Tel Aviv University researchers: Bats learn 'dialects' from their nest-mates

Young bats from the age of six months adopt a specific "dialect" spoken by their own colonies.

Egyptian fruit bats roost upside-down at the entrance to a cave in central Israel. (photo credit: ERAN AMICHAI)
Egyptian fruit bats roost upside-down at the entrance to a cave in central Israel.
(photo credit: ERAN AMICHAI)
Humans are not the only mammals to speak specific “dialects” – so do bats, according to the “language” used in their own colonies. This was discovered by Tel Aviv University researchers and just published in the open-access journal PLOS Biology.
Young bats from the age of six months adopt a specific “dialect” spoken by their own colonies, even when this dialect differs from the bat “mother tongue,” discovered Dr. Yossi Yovel and his students Yosef Prat and Lindsay Azoulay at TAU’s department of zoology. By offering insight into the evolutionary origins of language-acquisition skills, the study calls into question the uniqueness of the skill in humans.
For the research, the team raised 14 bat pups with their mothers in three different colonies.
In these laboratory colonies, the scientists used electronic speakers to issue three specific subsets of natural bat vocalizations.
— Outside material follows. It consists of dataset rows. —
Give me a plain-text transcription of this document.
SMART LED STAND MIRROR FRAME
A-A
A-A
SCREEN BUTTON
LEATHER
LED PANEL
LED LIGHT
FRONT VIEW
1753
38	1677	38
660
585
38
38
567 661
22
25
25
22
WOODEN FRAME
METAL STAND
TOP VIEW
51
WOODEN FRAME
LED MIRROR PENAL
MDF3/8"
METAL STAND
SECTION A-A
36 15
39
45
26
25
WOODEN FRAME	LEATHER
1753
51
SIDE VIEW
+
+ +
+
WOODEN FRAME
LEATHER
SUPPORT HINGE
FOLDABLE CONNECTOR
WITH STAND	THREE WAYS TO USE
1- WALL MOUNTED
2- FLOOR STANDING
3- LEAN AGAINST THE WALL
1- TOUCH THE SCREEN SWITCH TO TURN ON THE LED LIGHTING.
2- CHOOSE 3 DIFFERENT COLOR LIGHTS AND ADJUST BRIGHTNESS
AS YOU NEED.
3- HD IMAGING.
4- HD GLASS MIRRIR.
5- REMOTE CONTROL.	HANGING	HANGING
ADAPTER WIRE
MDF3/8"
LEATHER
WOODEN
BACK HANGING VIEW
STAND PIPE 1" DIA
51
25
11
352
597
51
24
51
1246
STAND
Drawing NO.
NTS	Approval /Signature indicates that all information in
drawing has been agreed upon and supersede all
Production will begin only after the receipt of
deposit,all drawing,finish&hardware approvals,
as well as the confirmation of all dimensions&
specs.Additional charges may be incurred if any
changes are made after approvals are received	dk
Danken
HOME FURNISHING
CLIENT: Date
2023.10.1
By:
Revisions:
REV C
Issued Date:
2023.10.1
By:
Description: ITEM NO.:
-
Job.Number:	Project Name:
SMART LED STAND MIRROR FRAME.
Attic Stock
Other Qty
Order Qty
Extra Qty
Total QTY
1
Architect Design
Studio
The researchers exposed the young bats to the recordings over a period of one year, until they reached adulthood.
Although the young bats were exposed to their mothers’ “normal” dialect and could communicate with their mothers, each group developed a dialect resembling the one they were exposed to through the recordings.
“The difference between the vocalizations of the mother bat and those of the colony are akin to a London accent and, say, a Scottish accent,” Yovel explained. “The pups heard their mothers’ ‘London’ dialect, but also heard the ‘Scottish’ dialect mimicked by many dozens of ‘Scottish’ bats.
The pups eventually adopted a dialect that was more similar to the local ‘Scottish’ dialect than to the ‘London’ accent of their mothers.”
The ability to learn vocalizations from others is extremely important for human speech acquisition, but it’s believed to be rare among animals,” Yovel continued. “Researchers have believed that this is what makes human language unique.”
Songbirds are the most common animal models for “vocal learning,” and they learn songs from specific tutors.
These studies typically indicate that a bird learns to sing from one parent. But the TAU study shows that bats listen and learn from an entire colony of several hundred bats, not just from their parents. “In other words,” concluded Yovel, “young bats pick up the dialect vocalized by their surrounding roost-mates.”
The researchers will now examine how the acquisition of a new dialect influences the ability of bats to integrate into foreign colonies. “Will they adopt the local dialect or will they be rejected by the group? Or maybe the local colony will change its dialect to adopt that of our bats,” Yovel speculated.
“There are many interesting avenues yet to explore.”